Small retaining walls have to be drained

Drainage on a retaining wall - this is what you should know

Need for drainage

Every retaining wall needs to be backfilled so that it can even serve its purpose. Another fundamental function of a retaining wall is to keep the area behind the wall (embankment or backfill) sufficiently dry.

In many cases this can be done without drainage. The decisive factor is always the specific situation at the construction site. Basically, you always need drainage

  • Retaining walls are over 120 cm high or
  • the soil quality is correspondingly poor (low infiltration capacity) or
  • with existing embankments that are above the wall or
  • in the case of retaining walls staggered one after the other (usually not the case in the garden area)
  • it is a commercial project (i.e. in the commercial and municipal sector) - drainage systems are always installed here because this is mandatory)

The on-site situation is therefore always decisive for the need for drainage. If you are not sure, have a specialist check the groundwater situation before planning and adhere to the plan specifications.

Groundwater must not come into contact with the wall elements or with the backfill (take into account the highest measured groundwater levels!). Should such a situation exist Planning of the wall by a specialist (engineer) is imperative!

Correct execution of drainage

Basically, when draining the wall, you should make sure that the backfill is inside all cavities and at least 300 mm behind the wall elements [/ strong] is filled with suitable ballast. This means that surface water that has seeped away (attention: groundwater may not be present!) Is discharged through the backfill.
The drain pipes are installed at the foot of the wall (below the top edge of the foundation or on the foundation).

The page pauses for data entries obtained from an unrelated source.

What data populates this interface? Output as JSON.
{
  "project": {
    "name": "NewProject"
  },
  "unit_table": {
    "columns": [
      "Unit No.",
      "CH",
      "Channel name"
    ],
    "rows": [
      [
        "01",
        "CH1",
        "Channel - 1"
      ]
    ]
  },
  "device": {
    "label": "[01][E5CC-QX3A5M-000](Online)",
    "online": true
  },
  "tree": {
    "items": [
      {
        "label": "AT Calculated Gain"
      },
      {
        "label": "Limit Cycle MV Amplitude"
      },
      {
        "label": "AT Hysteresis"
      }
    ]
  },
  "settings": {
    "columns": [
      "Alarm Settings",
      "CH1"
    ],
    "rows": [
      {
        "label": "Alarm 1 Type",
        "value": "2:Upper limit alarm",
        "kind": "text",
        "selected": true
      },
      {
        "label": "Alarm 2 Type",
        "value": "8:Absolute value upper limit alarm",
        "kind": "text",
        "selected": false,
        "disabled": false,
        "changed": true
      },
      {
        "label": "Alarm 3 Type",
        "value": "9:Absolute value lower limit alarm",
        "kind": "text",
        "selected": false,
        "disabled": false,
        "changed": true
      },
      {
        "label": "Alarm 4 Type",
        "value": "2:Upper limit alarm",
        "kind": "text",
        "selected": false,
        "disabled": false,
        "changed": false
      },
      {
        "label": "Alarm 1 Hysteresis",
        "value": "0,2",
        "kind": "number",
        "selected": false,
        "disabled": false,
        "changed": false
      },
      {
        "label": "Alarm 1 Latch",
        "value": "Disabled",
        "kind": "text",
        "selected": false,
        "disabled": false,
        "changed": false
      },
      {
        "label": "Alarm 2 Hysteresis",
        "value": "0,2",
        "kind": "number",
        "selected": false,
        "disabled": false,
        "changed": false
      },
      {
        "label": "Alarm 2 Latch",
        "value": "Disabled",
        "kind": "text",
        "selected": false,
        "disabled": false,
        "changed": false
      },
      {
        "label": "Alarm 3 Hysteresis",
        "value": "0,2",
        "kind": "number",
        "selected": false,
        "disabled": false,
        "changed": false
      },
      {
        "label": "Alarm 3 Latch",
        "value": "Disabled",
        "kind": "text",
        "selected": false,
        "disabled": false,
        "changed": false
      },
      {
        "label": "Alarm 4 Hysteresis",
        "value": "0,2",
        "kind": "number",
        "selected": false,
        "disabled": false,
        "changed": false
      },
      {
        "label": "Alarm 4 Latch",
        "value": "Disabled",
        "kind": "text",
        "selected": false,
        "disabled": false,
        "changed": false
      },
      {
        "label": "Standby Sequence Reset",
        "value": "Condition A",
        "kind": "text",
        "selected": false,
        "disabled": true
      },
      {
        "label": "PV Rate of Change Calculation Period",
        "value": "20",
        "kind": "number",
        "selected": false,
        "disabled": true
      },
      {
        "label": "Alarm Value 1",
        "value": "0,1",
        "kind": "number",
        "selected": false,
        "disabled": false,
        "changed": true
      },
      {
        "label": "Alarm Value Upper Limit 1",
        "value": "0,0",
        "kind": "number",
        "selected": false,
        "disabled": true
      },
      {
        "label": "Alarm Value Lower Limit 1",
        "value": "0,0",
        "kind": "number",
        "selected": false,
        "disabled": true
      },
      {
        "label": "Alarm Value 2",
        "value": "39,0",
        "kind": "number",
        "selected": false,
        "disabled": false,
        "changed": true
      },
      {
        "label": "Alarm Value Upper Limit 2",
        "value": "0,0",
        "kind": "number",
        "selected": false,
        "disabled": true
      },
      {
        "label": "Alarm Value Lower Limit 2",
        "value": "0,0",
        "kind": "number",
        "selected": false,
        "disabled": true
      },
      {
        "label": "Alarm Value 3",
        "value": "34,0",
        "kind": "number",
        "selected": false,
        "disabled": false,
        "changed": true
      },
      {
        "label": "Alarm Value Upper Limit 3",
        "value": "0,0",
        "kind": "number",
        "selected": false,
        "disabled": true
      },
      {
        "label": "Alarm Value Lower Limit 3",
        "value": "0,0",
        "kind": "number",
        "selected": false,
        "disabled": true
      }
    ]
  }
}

The position of the drainage pipes is different, depending on whether drainage is being carried out towards the front of the block or towards a lower point.

Planning a functioning and effective drainage system can in many cases be a complicated matter. Whenever you are unsure, it is best to seek advice from a professional. In many cases, a soil survey will also be necessary to determine the seepage capacity of the soil and the correct dimensioning of seepage.